The practical benefit is psychological. You have done something, which reduces the anxiety of doing nothing while the price moves around. You still have skin in the game, which means you will not feel you sold too early if the shares continue to climb. And you have cash in your account, which can be put to work elsewhere. The drawback is that it requires discipline to actually execute the second and third tranches rather than letting the remainder run indefinitely and finding yourself back at square one.
Sometimes the best reason to sell has nothing to do with the price at all. Companies change. Management teams change. Markets shift. If the reason you bought a share in the first place no longer holds, the original case for owning it has gone, and you should be willing to sell regardless of whether you are sitting on a gain or a loss.
This is harder than it sounds because we tend to anchor to our entry price. If you paid £3.00 and the shares are now at £4.50, it feels wrong to sell because you believe the company has changed for the worse. The profit clouds the judgement. But the question is always the same: knowing what you know now, would you buy this company today? If the honest answer is no, the profit is an irrelevance.
UK investors holding shares outside an ISA need to keep capital gains tax in mind. In the 2024/25 tax year the annual CGT exemption fell to £3,000, down from £12,300 just two years earlier. That is a significant reduction, and it means more gains are now potentially taxable. The CGT rate on shares is 18 per cent for basic rate taxpayers and 24 per cent for higher rate taxpayers from October 2024.
This does not mean you should let tax dictate your investment decisions, but timing a sale across two tax years or making full use of your ISA allowance before gains crystallise can make a material difference. If you are close to breaching your CGT exemption, it is worth doing the sums before you sell, or speaking to an accountant. Inside a stocks and shares ISA, gains are fully sheltered from CGT, which makes the ISA the natural home for shares you intend to hold for the long run.
None of this means you should sell every share that rises. Some companies genuinely compound year after year, and selling too early is one of the most common mistakes long-term investors make. There is a reasonable argument that for a high-quality business growing strongly, the best holding period is a long one.
The key is knowing the difference between a share that has run ahead of its fundamentals and a share that is being repriced upward because the underlying business is genuinely getting better. The first is a candidate for taking profits. The second might deserve a longer leash. Getting that distinction right, consistently, is what separates investors who build lasting wealth from those who just get lucky now and again.
TL;DR — the short version
- Selling is psychologically harder than buying because unrealised profits start to feel like money you already own.

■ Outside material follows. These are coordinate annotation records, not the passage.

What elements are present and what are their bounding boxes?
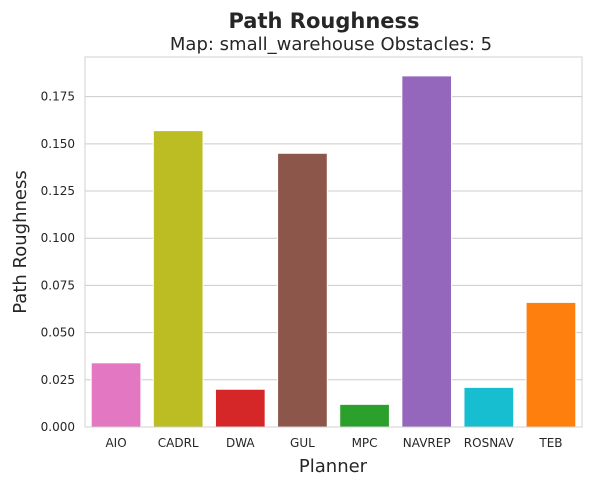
bar-gul: [277, 152, 328, 428]
bar-cadrl: [152, 130, 204, 428]
bar-mpc: [339, 403, 390, 428]
y-tick-label: 0.100: [41, 231, 75, 245]
y-tick-labels: 0.000 0.025 0.050 0.075 0.100 0.125 0.150 0.175: [41, 90, 75, 434]
x-axis-label: Planner: [299, 456, 368, 477]
y-tick-label: 0.025: [41, 373, 75, 387]
chart-title: Path Roughness: [228, 9, 419, 33]
y-tick-label: 0.050: [41, 326, 75, 340]
bar-teb: [525, 301, 577, 428]
x-tick-label: NAVREP: [403, 436, 451, 450]
x-tick-label: GUL: [290, 436, 315, 450]
y-tick-label: 0.075: [41, 278, 75, 292]
bar-aio: [90, 362, 142, 428]
bar-rosnav: [463, 386, 515, 428]
y-tick-label: 0.175: [41, 90, 75, 104]
y-tick-label: 0.000: [41, 420, 75, 434]
x-tick-label: ROSNAV: [464, 436, 515, 450]
bar-navrep: [401, 75, 453, 428]
y-axis-label: Path Roughness: [10, 170, 31, 313]
x-tick-label: TEB: [538, 436, 562, 450]
bar-dwa: [214, 388, 266, 428]
plot-frame: [84, 56, 583, 428]
x-tick-label: DWA: [226, 436, 255, 450]
x-tick-label: CADRL: [158, 436, 199, 450]
bars: [90, 75, 577, 428]
y-tick-label: 0.125: [41, 184, 75, 198]
x-tick-label: AIO: [105, 436, 126, 450]
x-tick-labels: AIO CADRL DWA GUL MPC NAVREP ROSNAV TEB: [105, 436, 562, 450]
y-tick-label: 0.150: [41, 137, 75, 151]
chart-subtitle: Map: small_warehouse Obstacles: 5: [170, 34, 492, 55]
x-tick-label: MPC: [352, 436, 378, 450]
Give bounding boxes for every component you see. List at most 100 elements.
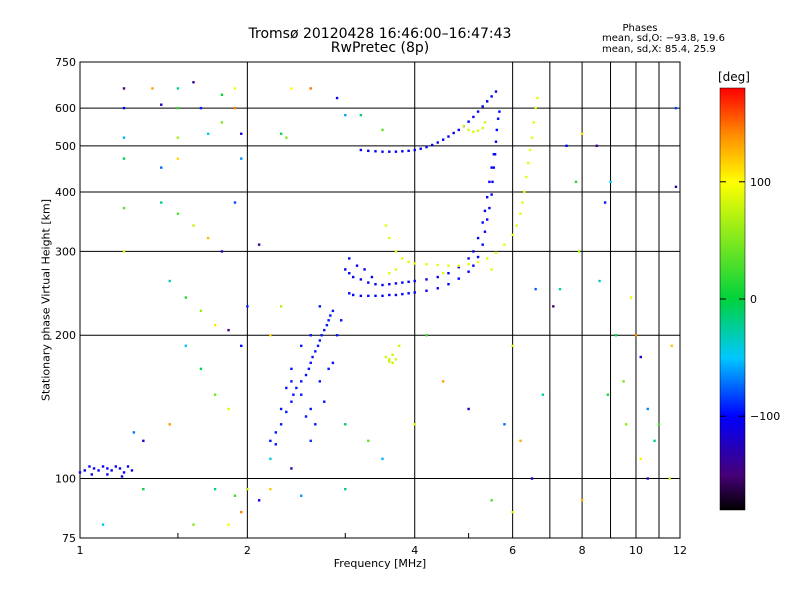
data-point: [327, 367, 330, 371]
data-point: [285, 386, 288, 390]
data-point: [674, 185, 678, 189]
data-point: [220, 93, 224, 96]
data-point: [311, 355, 314, 359]
data-point: [318, 339, 322, 342]
data-point: [511, 233, 514, 237]
data-point: [491, 180, 494, 184]
data-point: [447, 264, 450, 267]
data-point: [269, 334, 272, 337]
plot-frame: [79, 61, 681, 539]
data-point: [122, 87, 126, 90]
data-point: [384, 355, 388, 359]
data-point: [269, 439, 272, 443]
data-point: [534, 287, 537, 291]
data-point: [176, 136, 180, 139]
data-point: [220, 250, 224, 253]
data-point: [401, 150, 404, 153]
data-point: [344, 487, 347, 491]
y-tick-label: 750: [55, 56, 76, 69]
data-point: [624, 423, 628, 426]
y-tick-label: 500: [55, 140, 76, 153]
y-tick-label: 75: [62, 532, 76, 545]
data-point: [457, 128, 460, 132]
data-point: [384, 224, 388, 227]
data-point: [558, 287, 562, 291]
y-tick-label: 400: [55, 186, 76, 199]
colorbar-unit: [deg]: [718, 70, 750, 84]
data-point: [300, 494, 303, 497]
data-point: [367, 281, 370, 284]
data-point: [609, 180, 612, 184]
data-point: [184, 344, 188, 348]
y-tick-label: 100: [55, 473, 76, 486]
data-point: [391, 353, 394, 356]
data-point: [246, 487, 249, 491]
data-point: [598, 279, 601, 283]
data-point: [495, 128, 499, 132]
data-point: [493, 153, 497, 156]
data-point: [388, 360, 391, 363]
data-point: [467, 257, 470, 260]
data-point: [351, 275, 355, 279]
data-point: [472, 250, 475, 253]
data-point: [419, 147, 422, 150]
data-point: [462, 124, 465, 128]
data-point: [106, 473, 109, 476]
data-point: [106, 467, 109, 470]
data-point: [327, 319, 330, 322]
data-point: [274, 443, 278, 446]
data-point: [213, 323, 217, 327]
data-point: [329, 314, 332, 317]
data-point: [199, 367, 203, 371]
data-point: [370, 275, 374, 279]
data-point: [160, 103, 163, 106]
data-point: [300, 344, 303, 348]
data-point: [565, 144, 568, 148]
data-point: [240, 157, 243, 160]
data-point: [511, 510, 514, 514]
data-point: [425, 278, 428, 281]
data-point: [316, 344, 320, 348]
data-point: [629, 296, 633, 299]
data-point: [101, 465, 105, 468]
data-point: [527, 161, 530, 165]
data-point: [580, 499, 584, 502]
chart-subtitle: RwPretec (8p): [330, 40, 430, 56]
data-point: [436, 275, 439, 279]
data-point: [595, 144, 598, 148]
data-point: [394, 150, 398, 153]
data-point: [574, 180, 578, 184]
data-point: [110, 469, 113, 472]
data-point: [233, 494, 237, 497]
data-point: [344, 113, 347, 117]
data-point: [397, 344, 401, 348]
data-point: [496, 117, 500, 120]
x-axis-label: Frequency [MHz]: [333, 557, 427, 570]
data-point: [646, 477, 649, 480]
data-point: [503, 243, 506, 246]
data-point: [160, 166, 163, 169]
data-point: [472, 130, 475, 134]
data-point: [457, 264, 460, 267]
data-point: [151, 87, 154, 90]
data-point: [388, 358, 391, 361]
data-point: [331, 309, 335, 313]
data-point: [488, 180, 491, 184]
data-point: [388, 150, 391, 153]
data-point: [233, 106, 237, 110]
data-point: [290, 87, 293, 90]
data-point: [122, 471, 126, 474]
x-tick-label: 1: [77, 544, 84, 557]
data-point: [657, 423, 661, 426]
data-point: [176, 212, 180, 215]
data-point: [476, 260, 480, 264]
data-point: [335, 334, 339, 337]
data-point: [485, 195, 489, 199]
data-point: [490, 166, 493, 169]
y-tick-label: 600: [55, 102, 76, 115]
data-point: [674, 106, 678, 110]
data-point: [240, 132, 243, 135]
data-point: [413, 262, 416, 265]
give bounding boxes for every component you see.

- Setting a target return before you invest removes emotion from the decision when the time comes.
- Selling a portion of your holding in stages is often more effective than trying to time a full exit.
- If the reason you bought a share has changed, the case for selling does not depend on whether you are in profit.
- The CGT annual exemption has fallen sharply, so tax-efficient selling now requires more active planning.
- Let genuine long-term compounders run, but do not confuse a share that has outrun its fundamentals with one that is actually getting better.
Disclaimer: The value of investments can go down as well as up, and you may get back less than you invest. This article is for informational and educational purposes only and does not constitute financial advice. Always do your own research and consider seeking independent advice before making any investment decision.